Acil Servislerde Görücüden Geçilmiyor...

16 Temmuz 2016 Cumartesi

Adalet ve Kalkınma Partisi’nin 15’inci yıla giren başarılarına(?) son noktayı, başbakanı ve genel başkanı Binali Yıldırım koydu:
“Geçenlerde biri anlattı. Bayramda acil servislere gitmişler. Ancak tedavi olmak için değil, kız bakmaya...
Hastanelerimiz o kadar şirin hale geldi ki; oğlunu, kızını evlendirmek için yuvalar kurmak için hastanelere gidiyorlar. Acil servis tedavi değil yuva kurmak için hizmet veriyor. İşte geldiğimiz nokta bu.”

***

Dilimizde, cahilliğin boyutunu anlatmak için kullanılan bir özlü söz vardır. “Bu kadar cahillik, ancak cahillik öğrenimi yapmakla olasıdır.”
Yıldırım’ın sözleri herhalde kendi cahilliğinden değil, dinleyip okuyanları cahil saymasından kaynaklanıyordur.
Çünkü sağlık hizmetlerinin ticaret kapsamına sokulduğu AKP sürecinde hastanelerin, para ödenmeden gidilebilen tek servisi aciller oldu.
Ecelle pençeleşen ya da acılar çekmekte olan yakınlarını acil servise getiren genç erkeklerle kızlardan damat ve gelin seçmeye gidenlerin AKP döneminde oluşmuş olması da AKP’nin bir başka başarısı sayılabilir.

***

Yazın dünyamızın seçkin şairlerinden Behçet Necatigil, (191613 Aralık 1979) doğumunun 100’üncü yılı nedeniyle yıl boyu anılacak. Ben de anmaya, Necatigil’in çevirmen yönüyle katılmak istedim.
Max Kemmerich’in “Tarihte Garip Vakalar” araştırmasını da çevirmiş. (Varlık Yayınları/Kasım 1952)
Kitaptan yaptığım birkaç alıntıyı sıralıyorum:
“5. yüzyılda Bizans’ta bütün halk arasında ‘dogmatik mugalatalar’ salgını almış, yürümüştü. Allah’a benzerlik veya Allah’a eşitlik meselesi gayet hararetle ve bol mugalatalarla (yanıltacak yolla söz söylemelerle) tartışma konusu oluyor, bütün diğer meselelerden ağır basıyordu.
Buna benzer, ama daha cazip bir maniye (manyaklık, taşkınlık hastalığı) İspanya Arapları şiir sahasında tutulmuşlardır. Bütün halk kafiye bulmak, şiir yazmak ihtirasına kapılmışlardı.
Gazelden, rubaiden geçilmiyordu. Şairler, hükümdarların nüfuzlu müşavirleri olmuşlar; servete, şerefe gömülmüşlerdi.
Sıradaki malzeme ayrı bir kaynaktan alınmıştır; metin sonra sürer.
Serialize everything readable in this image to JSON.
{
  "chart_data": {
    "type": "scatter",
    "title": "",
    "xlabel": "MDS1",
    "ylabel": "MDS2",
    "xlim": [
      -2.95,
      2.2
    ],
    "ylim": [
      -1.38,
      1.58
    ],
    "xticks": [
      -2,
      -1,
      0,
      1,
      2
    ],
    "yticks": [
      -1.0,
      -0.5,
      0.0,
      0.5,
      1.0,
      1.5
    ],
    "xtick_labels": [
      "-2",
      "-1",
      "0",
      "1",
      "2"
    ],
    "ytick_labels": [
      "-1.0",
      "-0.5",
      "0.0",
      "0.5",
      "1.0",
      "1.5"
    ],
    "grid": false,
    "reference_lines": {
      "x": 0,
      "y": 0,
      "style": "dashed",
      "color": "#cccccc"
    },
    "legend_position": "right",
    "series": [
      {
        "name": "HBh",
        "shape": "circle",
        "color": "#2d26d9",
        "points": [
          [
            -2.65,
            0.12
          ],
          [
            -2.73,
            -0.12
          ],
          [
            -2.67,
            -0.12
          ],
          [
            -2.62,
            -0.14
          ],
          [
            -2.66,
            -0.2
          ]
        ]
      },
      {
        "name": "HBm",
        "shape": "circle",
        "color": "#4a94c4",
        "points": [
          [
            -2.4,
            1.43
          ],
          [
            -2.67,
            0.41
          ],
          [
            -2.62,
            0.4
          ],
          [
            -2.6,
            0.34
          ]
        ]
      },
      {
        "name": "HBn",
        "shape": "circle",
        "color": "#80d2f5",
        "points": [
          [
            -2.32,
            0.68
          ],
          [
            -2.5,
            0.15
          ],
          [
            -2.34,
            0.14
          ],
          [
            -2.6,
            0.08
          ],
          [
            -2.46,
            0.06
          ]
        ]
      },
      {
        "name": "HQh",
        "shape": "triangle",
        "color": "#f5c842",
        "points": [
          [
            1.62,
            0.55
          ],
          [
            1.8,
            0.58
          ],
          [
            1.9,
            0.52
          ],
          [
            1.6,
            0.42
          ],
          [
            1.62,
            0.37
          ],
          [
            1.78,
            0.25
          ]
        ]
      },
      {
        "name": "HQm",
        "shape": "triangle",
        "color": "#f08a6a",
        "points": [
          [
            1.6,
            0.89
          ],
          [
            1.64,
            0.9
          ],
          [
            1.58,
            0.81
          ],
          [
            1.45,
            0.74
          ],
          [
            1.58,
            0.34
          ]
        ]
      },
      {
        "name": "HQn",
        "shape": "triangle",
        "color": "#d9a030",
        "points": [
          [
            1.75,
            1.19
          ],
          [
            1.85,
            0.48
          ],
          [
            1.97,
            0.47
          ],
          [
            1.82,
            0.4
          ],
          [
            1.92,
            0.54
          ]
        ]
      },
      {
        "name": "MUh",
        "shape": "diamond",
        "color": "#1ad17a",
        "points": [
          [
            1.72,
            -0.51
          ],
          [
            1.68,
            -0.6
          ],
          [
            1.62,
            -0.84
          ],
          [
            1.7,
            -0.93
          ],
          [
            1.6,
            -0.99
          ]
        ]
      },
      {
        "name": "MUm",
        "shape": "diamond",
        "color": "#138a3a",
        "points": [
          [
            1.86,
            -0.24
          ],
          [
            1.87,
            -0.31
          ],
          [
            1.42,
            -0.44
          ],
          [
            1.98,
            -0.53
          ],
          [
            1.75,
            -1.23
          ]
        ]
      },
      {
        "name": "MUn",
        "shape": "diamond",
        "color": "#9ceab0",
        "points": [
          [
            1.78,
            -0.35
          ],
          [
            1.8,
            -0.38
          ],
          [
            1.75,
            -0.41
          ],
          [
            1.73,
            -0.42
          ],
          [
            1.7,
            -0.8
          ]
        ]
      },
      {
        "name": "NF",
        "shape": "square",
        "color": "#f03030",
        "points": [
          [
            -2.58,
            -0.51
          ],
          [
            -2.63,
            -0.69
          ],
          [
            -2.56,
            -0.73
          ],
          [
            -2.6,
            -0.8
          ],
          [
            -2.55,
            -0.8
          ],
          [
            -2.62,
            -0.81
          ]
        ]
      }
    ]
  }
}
Denk düşmüş bir kafiye, zarif bir hayal, sanatkârane bir vezin hüneri, yaratıcısına parlak bir gelecek hazırlıyordu.”
Giordano Bruno, diğer iddiaları arasında, kainatta (evrende) birçok dünyalar bulunduğunu öne sürdüğü için 16 Şubat 1600’de Roma’da yakıldı.”
“Bütün ortaçağda akıl hastaları ile evlenmek, siyasi sebepler dolayısıyla olağan işlerdendi.”
“1051 yılında Goslar’da toplanan piskoposlar meclisi, tavuk kesmekten kaçındıkları, sadece bitkisel maddeler yedikleri için birçok kimseleri ölüme mahkûm etti.”
“Eski Romalılar, ücretli alkışçı beslerlerdi. Neron’un bu iş için beş bin adamı kullandığı rivayet edilir.”
“Bavyera’da 1912 senesine kadar alaydan yetişme itfaiye subayları bile saraya girebilmiş, ama askeri doktorlar, hatta rütbece bir tümen komutanı konumundaki ordu sıhhiye reisi bile bu ayrıcalıktan mahrum kalmışlardır.”

***

Yıllar sonra yeni bir Max Kemmerich çıkar da “21’inci yüzyılda Türkler hastanelerin acil servislerine görücülüğe gidip gelin ve damat seçiyorlardı” diye yazar mı dersiniz?